We constantly hear that any relationship is a compromise. Persistent, sometimes difficult, sometimes downright impossible. But we understand that without movement towards each other sooner or later, any, even the strongest, love will wither. And then everything stops. But the issues in which compromise is not only unnecessary, but, frankly, harmful. So let’s talk about where experts advise not to sacrifice internal principles under any circumstances.
This is perhaps the most important principle that cannot be compromised ever. No matter who or what is encroaching on your inner freedom, it is impossible to give. Otherwise the collapse is inevitable: sooner or later the lack of inner freedom will lead you to serious addiction. And absolutely no matter from whom. Your partner (or fiancee) can be a wonderful person, it can match with you 100% and you feel thin, but it will matter. Because addiction destroys. Addicts always end up the same, just heroin destroys faster and clearer than the shackles of love. But in the end there is no difference – the disintegration of personality may look different, but it is always disintegration.
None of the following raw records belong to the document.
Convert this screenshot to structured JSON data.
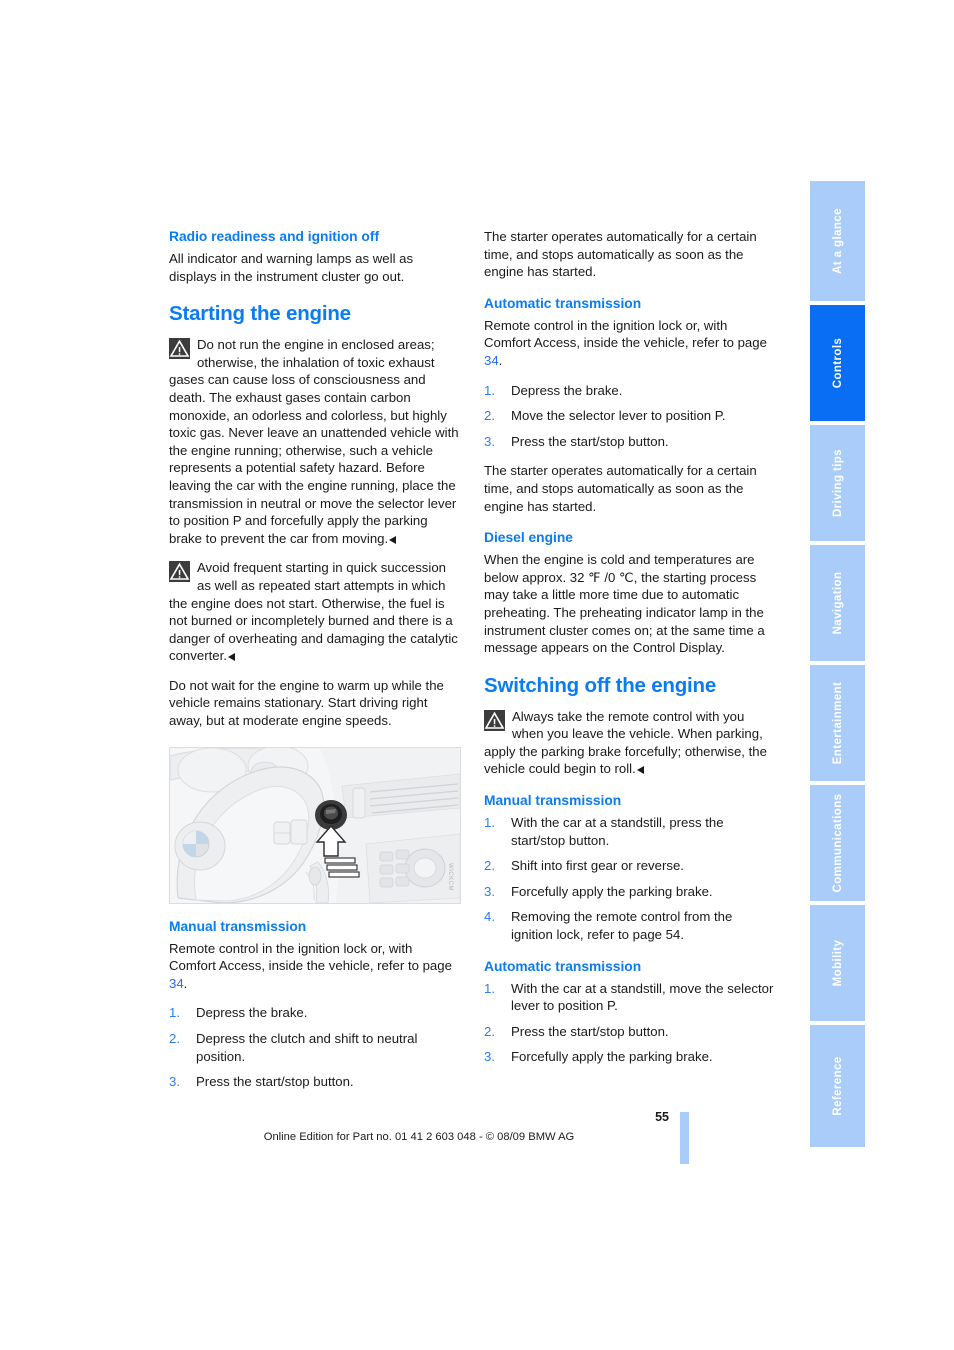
{
  "document": {
    "page_number": "55",
    "footer": "Online Edition for Part no. 01 41 2 603 048 - © 08/09 BMW AG",
    "figure_code": "WICKCM",
    "colors": {
      "heading_blue": "#0a7cf2",
      "tab_blue": "#aaccf8",
      "tab_active_blue": "#0a6ef5",
      "link_blue": "#2a6af0"
    }
  },
  "tabs": [
    {
      "label": "At a glance",
      "active": false
    },
    {
      "label": "Controls",
      "active": true
    },
    {
      "label": "Driving tips",
      "active": false
    },
    {
      "label": "Navigation",
      "active": false
    },
    {
      "label": "Entertainment",
      "active": false
    },
    {
      "label": "Communications",
      "active": false
    },
    {
      "label": "Mobility",
      "active": false
    },
    {
      "label": "Reference",
      "active": false
    }
  ],
  "left_column": {
    "radio_heading": "Radio readiness and ignition off",
    "radio_body": "All indicator and warning lamps as well as displays in the instrument cluster go out.",
    "starting_title": "Starting the engine",
    "warning_1": "Do not run the engine in enclosed areas; otherwise, the inhalation of toxic exhaust gases can cause loss of consciousness and death. The exhaust gases contain carbon monoxide, an odorless and colorless, but highly toxic gas. Never leave an unattended vehicle with the engine running; otherwise, such a vehicle represents a potential safety hazard. Before leaving the car with the engine running, place the transmission in neutral or move the selector lever to position P and forcefully apply the parking brake to prevent the car from moving.",
    "warning_2": "Avoid frequent starting in quick succession as well as repeated start attempts in which the engine does not start. Otherwise, the fuel is not burned or incompletely burned and there is a danger of overheating and damaging the catalytic converter.",
    "warmup_note": "Do not wait for the engine to warm up while the vehicle remains stationary. Start driving right away, but at moderate engine speeds.",
    "manual_heading": "Manual transmission",
    "manual_intro_a": "Remote control in the ignition lock or, with Comfort Access, inside the vehicle, refer to page ",
    "manual_intro_page": "34",
    "manual_intro_b": ".",
    "manual_steps": [
      {
        "num": "1.",
        "text": "Depress the brake."
      },
      {
        "num": "2.",
        "text": "Depress the clutch and shift to neutral position."
      },
      {
        "num": "3.",
        "text": "Press the start/stop button."
      }
    ]
  },
  "right_column": {
    "starter_note_1": "The starter operates automatically for a certain time, and stops automatically as soon as the engine has started.",
    "auto_heading": "Automatic transmission",
    "auto_intro_a": "Remote control in the ignition lock or, with Comfort Access, inside the vehicle, refer to page ",
    "auto_intro_page": "34",
    "auto_intro_b": ".",
    "auto_steps": [
      {
        "num": "1.",
        "text": "Depress the brake."
      },
      {
        "num": "2.",
        "text": "Move the selector lever to position P."
      },
      {
        "num": "3.",
        "text": "Press the start/stop button."
      }
    ],
    "starter_note_2": "The starter operates automatically for a certain time, and stops automatically as soon as the engine has started.",
    "diesel_heading": "Diesel engine",
    "diesel_body": "When the engine is cold and temperatures are below approx. 32 ℉ /0 ℃, the starting process may take a little more time due to automatic preheating. The preheating indicator lamp in the instrument cluster comes on; at the same time a message appears on the Control Display.",
    "switching_title": "Switching off the engine",
    "switching_warning": "Always take the remote control with you when you leave the vehicle.",
    "switching_warning_cont": "When parking, apply the parking brake forcefully; otherwise, the vehicle could begin to roll.",
    "off_manual_heading": "Manual transmission",
    "off_manual_steps": [
      {
        "num": "1.",
        "text": "With the car at a standstill, press the start/stop button."
      },
      {
        "num": "2.",
        "text": "Shift into first gear or reverse."
      },
      {
        "num": "3.",
        "text": "Forcefully apply the parking brake."
      },
      {
        "num": "4.",
        "text": "Removing the remote control from the ignition lock, refer to page 54."
      }
    ],
    "off_auto_heading": "Automatic transmission",
    "off_auto_steps": [
      {
        "num": "1.",
        "text": "With the car at a standstill, move the selector lever to position P."
      },
      {
        "num": "2.",
        "text": "Press the start/stop button."
      },
      {
        "num": "3.",
        "text": "Forcefully apply the parking brake."
      }
    ]
  }
}
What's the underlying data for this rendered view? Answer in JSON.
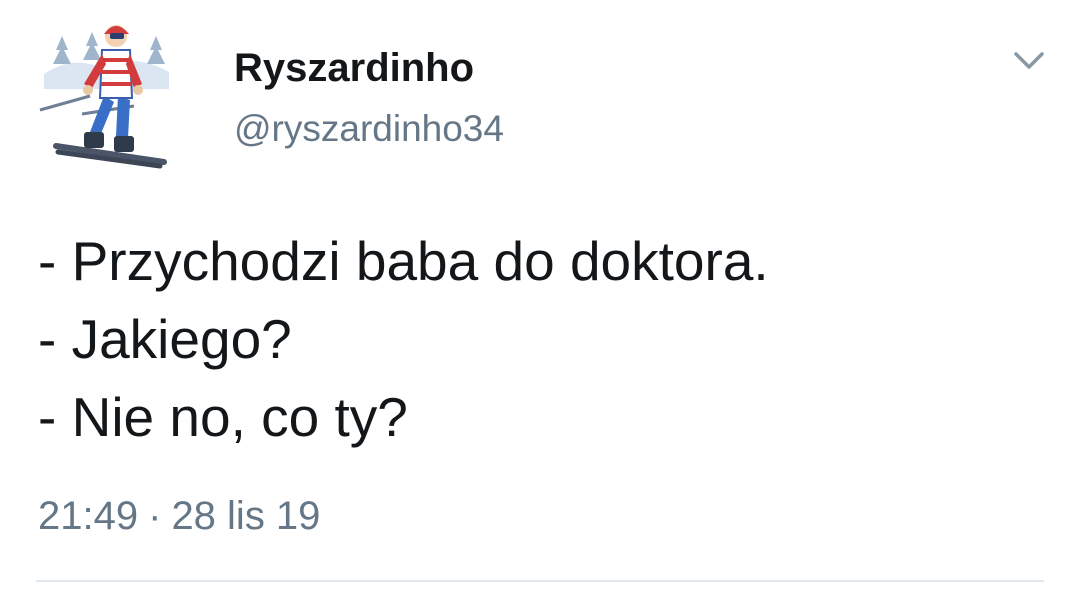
{
  "tweet": {
    "author": {
      "display_name": "Ryszardinho",
      "handle": "@ryszardinho34",
      "avatar_icon": "skier-avatar-icon"
    },
    "menu_icon": "chevron-down-icon",
    "lines": [
      "- Przychodzi baba do doktora.",
      "- Jakiego?",
      "- Nie no, co ty?"
    ],
    "time": "21:49",
    "separator": "·",
    "date": "28 lis 19"
  },
  "colors": {
    "text": "#14171a",
    "secondary": "#657786",
    "divider": "#e1e8ed"
  }
}
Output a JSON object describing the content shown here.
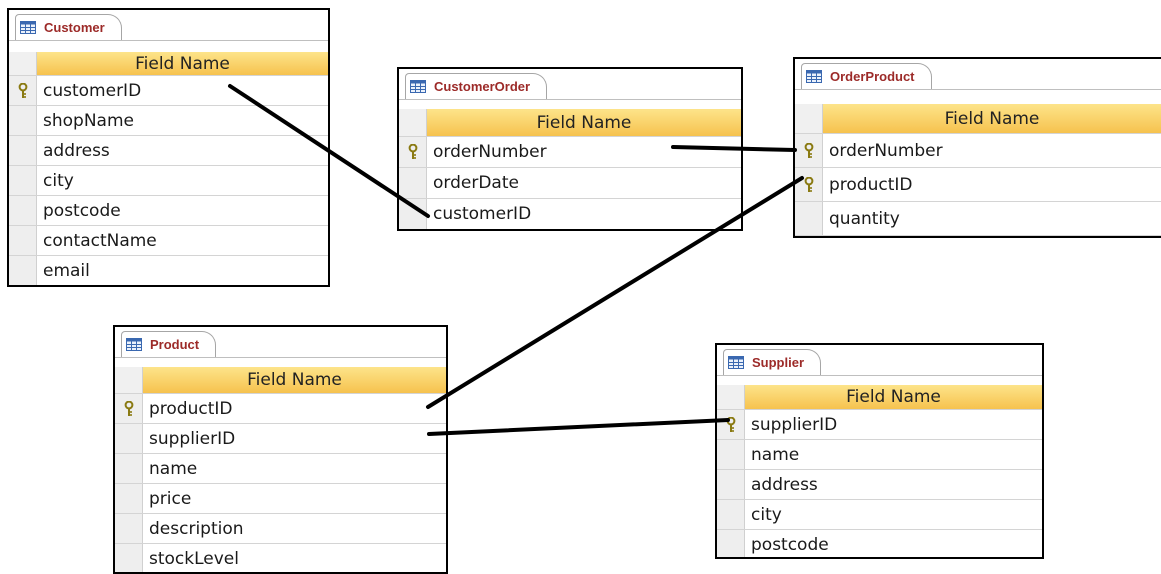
{
  "tables": {
    "customer": {
      "name": "Customer",
      "header": "Field Name",
      "fields": [
        "customerID",
        "shopName",
        "address",
        "city",
        "postcode",
        "contactName",
        "email"
      ]
    },
    "customer_order": {
      "name": "CustomerOrder",
      "header": "Field Name",
      "fields": [
        "orderNumber",
        "orderDate",
        "customerID"
      ]
    },
    "order_product": {
      "name": "OrderProduct",
      "header": "Field Name",
      "fields": [
        "orderNumber",
        "productID",
        "quantity"
      ]
    },
    "product": {
      "name": "Product",
      "header": "Field Name",
      "fields": [
        "productID",
        "supplierID",
        "name",
        "price",
        "description",
        "stockLevel"
      ]
    },
    "supplier": {
      "name": "Supplier",
      "header": "Field Name",
      "fields": [
        "supplierID",
        "name",
        "address",
        "city",
        "postcode"
      ]
    }
  },
  "icons": {
    "table": "table-icon",
    "primary_key": "key-icon"
  },
  "colors": {
    "table_name": "#9c2a28",
    "header_fill": "#f6c24e",
    "key": "#8a7a12",
    "relationship_line": "#000000"
  }
}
I — it’s my body. Sooner or later we all come to this conclusion and stop trying to force yourself and try to write in invented standards. The stronger and freer person, the faster he accepts himself as he is. This does not mean that you stop to care for themselves. On the contrary — it means that you begin to care for yourself with love. To improve and preserve what you like about yourself. Not to break something, not like someone else. Because it is also the path of self-destruction.
Girls may argue: but what about, say, request a loved one? You don’t want to grow a beer belly and a beard, if you loved him slim, fit and clean-shaven. That’s right: we can Express their desires favorite. But we can’t force them to perform. You can change yourself for a man in that case, if the changes do not cause internal protest. If you are a brunette and you feel a kind of Monica Bellucci and your companion insists that you repainted Marilyn Monroe, the venture still nothing good will come out. A person’s appearance should not interfere with his inner world. If you try to live in this conflict , sooner or later you’ll just hate yourself. But at the same time and who all this mess started. Guess who is meant.
Your body is your business
Here the speech is not about appearance but about your reproductive system. In that moment, when man and woman decide to make love, they both take risks. A man is risking the freedom that is from a childless person. A woman’s health risks. And sometimes even life. Because she carries and gives birth to a child. Therefore risking much more. So true, she chose the way of protection. And because of these reasons, she is planning a pregnancy, decides how many children to give birth and when to do it effectively. So there is a man not entitled to insist. Otherwise, no matter how he vowed to love, it is just words. No, of course he in this matter have the right to vote, but due to the mentioned reasons,this vote can only be Advisory.
The older we get, the less on‑to the present loved ones remains close to us. It’s just the law of life: while we are young, we are open-minded and ready to accept a lot. With age we become more conservative and seek to comfort. And comfortable we can be with people who don’t need to explain anything. Yes, of course, coincidences happen, and you can find a new close friend, simply because life is unexpectedly brought within the space of two very similar people. But it’s still a rarity. Basically, with us are the old, proven friends. To abandon them is a crime against yourself and against them. If a loved one insists on the severance of relations with trusted friends, it is better to break off relations with him. Still nothing to lose because he just doesn’t like you. A loving man will not destroy what you hold dear. And moreover, it will not push you to the losses that will inevitably lead to suffering and pain.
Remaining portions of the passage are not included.